All the limits pointed out here explain how operational and planning approaches have to differ, operation being inevitably more realistic since better informed. It can also be noted that this general statement has a lesser strength when the "inflows" considered (underground gas injection, nuclear fuel reloading, etc.) are not subject to a stochasticity as high as that of actual hydro-resources.


  1. Several hydro-management modes are available in the application. They are detailed in the Antares general reference guide; an overview is given in appendix 1 of the present document. 

  2. An alternative modelling, using no proper reservoir, may be considered for these installations: it is based on "binding constraints" between virtual generating units. In these models (either daily or weekly), the level reached at the end of the week is deemed to be identical to the initial level. The important difference is that the initial level is not defined prior to the optimization but is a result of the optimization (initial conditions are artificially set to an ideal point allowing to get the best economic outcome for the week). 

  3. There are a number of irreducible differences between actual operation and the simplified modelling required in planning approaches: these differences set limits to the "realism" of water values, presented in appendix 2. 

  4. A random epsilon value \(\epsilon_t\) depending on \(t\) is in practice used in the simulation for the sake of smoothing generation patterns. 

  5. The regular planning horizon in Antares is \(t + 1\) year because most hydro-resources are managed on an annual basis. However, the suitable modelling of systems involving hyper-annual hydro-reservoirs (e.g. Spain) or other kinds of hyper-annual resources (nuclear cores) should require a longer prospective analysis. 

  6. Renewable intermittent energies (including hydro run-of-river) are modelled as must-run generation that are subtracted from the demand to supply. 

  7. The differences between the approaches lie in how step (2) is carried out. Multi-scenarios DDP aggregates year-long trajectories, while SDP computes expectations at each weekly milestone. Both methods have merits and both are imperfect, partly because of the limits developed in appendix 1

  8. Thermal fuel costs, transmission fees, lost load indemnities, spilled generation indemnities, hydro overflow indemnities. 

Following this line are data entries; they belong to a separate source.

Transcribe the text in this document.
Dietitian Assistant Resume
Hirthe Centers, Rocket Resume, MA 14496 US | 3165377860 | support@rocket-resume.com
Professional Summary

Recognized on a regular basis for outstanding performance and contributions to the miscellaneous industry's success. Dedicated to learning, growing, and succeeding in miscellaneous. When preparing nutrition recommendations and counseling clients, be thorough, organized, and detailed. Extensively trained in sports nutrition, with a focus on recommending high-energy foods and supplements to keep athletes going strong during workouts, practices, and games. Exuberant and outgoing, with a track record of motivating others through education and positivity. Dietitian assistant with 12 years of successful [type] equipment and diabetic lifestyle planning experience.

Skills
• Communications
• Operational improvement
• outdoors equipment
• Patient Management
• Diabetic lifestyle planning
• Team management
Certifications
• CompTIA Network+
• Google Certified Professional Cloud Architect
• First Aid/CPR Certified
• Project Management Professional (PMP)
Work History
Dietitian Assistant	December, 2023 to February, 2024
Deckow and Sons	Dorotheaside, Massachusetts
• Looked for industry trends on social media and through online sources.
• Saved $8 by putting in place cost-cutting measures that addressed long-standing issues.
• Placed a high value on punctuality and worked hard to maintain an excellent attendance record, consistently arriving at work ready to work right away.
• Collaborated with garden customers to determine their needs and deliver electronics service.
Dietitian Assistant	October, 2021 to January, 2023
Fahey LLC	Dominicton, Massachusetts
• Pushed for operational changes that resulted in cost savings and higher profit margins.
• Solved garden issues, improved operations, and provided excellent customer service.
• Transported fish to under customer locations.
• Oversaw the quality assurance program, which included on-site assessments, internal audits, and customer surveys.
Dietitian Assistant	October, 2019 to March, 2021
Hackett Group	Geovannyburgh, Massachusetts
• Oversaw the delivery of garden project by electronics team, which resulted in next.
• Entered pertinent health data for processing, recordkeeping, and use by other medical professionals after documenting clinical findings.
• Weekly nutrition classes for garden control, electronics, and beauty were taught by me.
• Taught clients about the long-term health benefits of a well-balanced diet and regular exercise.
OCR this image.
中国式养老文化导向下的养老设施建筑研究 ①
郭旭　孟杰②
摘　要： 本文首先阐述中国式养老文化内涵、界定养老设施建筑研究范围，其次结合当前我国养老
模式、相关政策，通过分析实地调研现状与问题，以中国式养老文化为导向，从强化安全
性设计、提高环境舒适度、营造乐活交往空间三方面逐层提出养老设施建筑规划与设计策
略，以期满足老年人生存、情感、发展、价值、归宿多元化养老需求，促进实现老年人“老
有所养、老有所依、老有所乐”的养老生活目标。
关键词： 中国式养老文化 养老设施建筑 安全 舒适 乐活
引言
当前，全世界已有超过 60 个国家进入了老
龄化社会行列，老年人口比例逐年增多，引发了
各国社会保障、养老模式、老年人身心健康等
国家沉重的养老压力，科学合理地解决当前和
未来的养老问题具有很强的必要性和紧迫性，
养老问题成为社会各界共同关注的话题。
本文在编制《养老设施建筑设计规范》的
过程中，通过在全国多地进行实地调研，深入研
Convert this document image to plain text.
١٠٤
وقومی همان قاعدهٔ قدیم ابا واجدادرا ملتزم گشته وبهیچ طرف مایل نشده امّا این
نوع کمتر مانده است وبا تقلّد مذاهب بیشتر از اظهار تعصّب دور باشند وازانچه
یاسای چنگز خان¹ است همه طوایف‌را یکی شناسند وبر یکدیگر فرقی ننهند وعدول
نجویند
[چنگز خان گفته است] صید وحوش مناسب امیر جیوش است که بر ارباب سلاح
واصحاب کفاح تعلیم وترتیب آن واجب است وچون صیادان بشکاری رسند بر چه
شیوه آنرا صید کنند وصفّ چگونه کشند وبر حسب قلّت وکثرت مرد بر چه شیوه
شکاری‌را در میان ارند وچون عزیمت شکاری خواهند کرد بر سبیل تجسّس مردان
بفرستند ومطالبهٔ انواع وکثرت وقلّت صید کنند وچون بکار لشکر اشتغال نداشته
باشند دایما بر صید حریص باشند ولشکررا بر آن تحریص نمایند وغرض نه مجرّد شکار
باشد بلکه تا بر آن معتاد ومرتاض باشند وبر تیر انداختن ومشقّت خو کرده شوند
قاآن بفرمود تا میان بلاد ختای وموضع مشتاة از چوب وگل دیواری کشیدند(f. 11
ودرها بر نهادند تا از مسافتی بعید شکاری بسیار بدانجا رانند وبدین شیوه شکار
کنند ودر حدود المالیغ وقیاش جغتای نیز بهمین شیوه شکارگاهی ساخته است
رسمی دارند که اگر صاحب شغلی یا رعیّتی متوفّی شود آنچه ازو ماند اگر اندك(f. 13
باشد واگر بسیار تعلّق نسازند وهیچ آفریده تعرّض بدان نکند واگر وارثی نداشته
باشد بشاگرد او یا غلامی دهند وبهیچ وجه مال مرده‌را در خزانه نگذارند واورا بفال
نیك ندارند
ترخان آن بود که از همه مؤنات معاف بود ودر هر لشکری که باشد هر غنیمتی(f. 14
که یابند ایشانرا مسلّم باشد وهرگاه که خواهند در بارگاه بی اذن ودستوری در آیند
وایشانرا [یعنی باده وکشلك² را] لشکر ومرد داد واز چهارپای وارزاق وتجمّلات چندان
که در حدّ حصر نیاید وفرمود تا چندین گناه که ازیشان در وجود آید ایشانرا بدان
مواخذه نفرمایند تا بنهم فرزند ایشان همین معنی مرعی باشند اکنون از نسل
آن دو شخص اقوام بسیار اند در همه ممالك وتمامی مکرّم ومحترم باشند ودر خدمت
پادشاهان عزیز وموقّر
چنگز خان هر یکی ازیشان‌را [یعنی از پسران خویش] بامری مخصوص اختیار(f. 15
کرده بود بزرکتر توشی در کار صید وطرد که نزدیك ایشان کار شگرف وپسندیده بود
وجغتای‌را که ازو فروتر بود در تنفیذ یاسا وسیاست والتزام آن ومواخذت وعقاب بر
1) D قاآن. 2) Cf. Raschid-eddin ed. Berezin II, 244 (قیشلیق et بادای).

  9. Possibly curtailed by overflows. As a matter of fact, 168 variables attached to possible reservoir overflow are also defined and used in the objective formulation, in both accurate and fast pricing modes. For simplicity’s sake, they are omitted here. The comprehensive formulation is available in the document β€œoptimization problems formulation”. Note that overflow costs are not considered as a part of hydro (future) costs but as a part of real (current) costs. They can be seen as indemnities owed to the hydro producer. As of v8.2.0 the same reference indemnity is used for spillage (generated energy that cannot be used) and overflow (energy that cannot be stored in view of future generation) 

  10. The two quantities are not exactly equal, because of three main phenomena described in the Antares general reference guide: \(\Omega_{real}\) may be influenced by random economic spreads on unsupplied energy cost, spilled energy cost and thermal prices, whereas OV.COST includes no spread. \(\Omega_{real}\) is based on thermal market bids whereas OV.COST reflects thermal reference costs. Finally, \(\Omega_{real}\) may include transmission hurdle costs while OV.COST does not. The two assessments coincide if there are no spreads, if thermal prices are equal to costs and if there are no transmission fees. 

  11. In this implementation, the economic assumption made regarding the initial stock is that it does not come for free and has to be bought. As already pointed out, this choice has no influence on the outcome of the simulation. The investment required at the beginning of week \(w\) is then exactly the value left in the reservoir at the end of week \(w-1\). If week \(w\) is the first week of the year, a calculation identical in principle to that defined for hour 168 is performed with relevant parameters.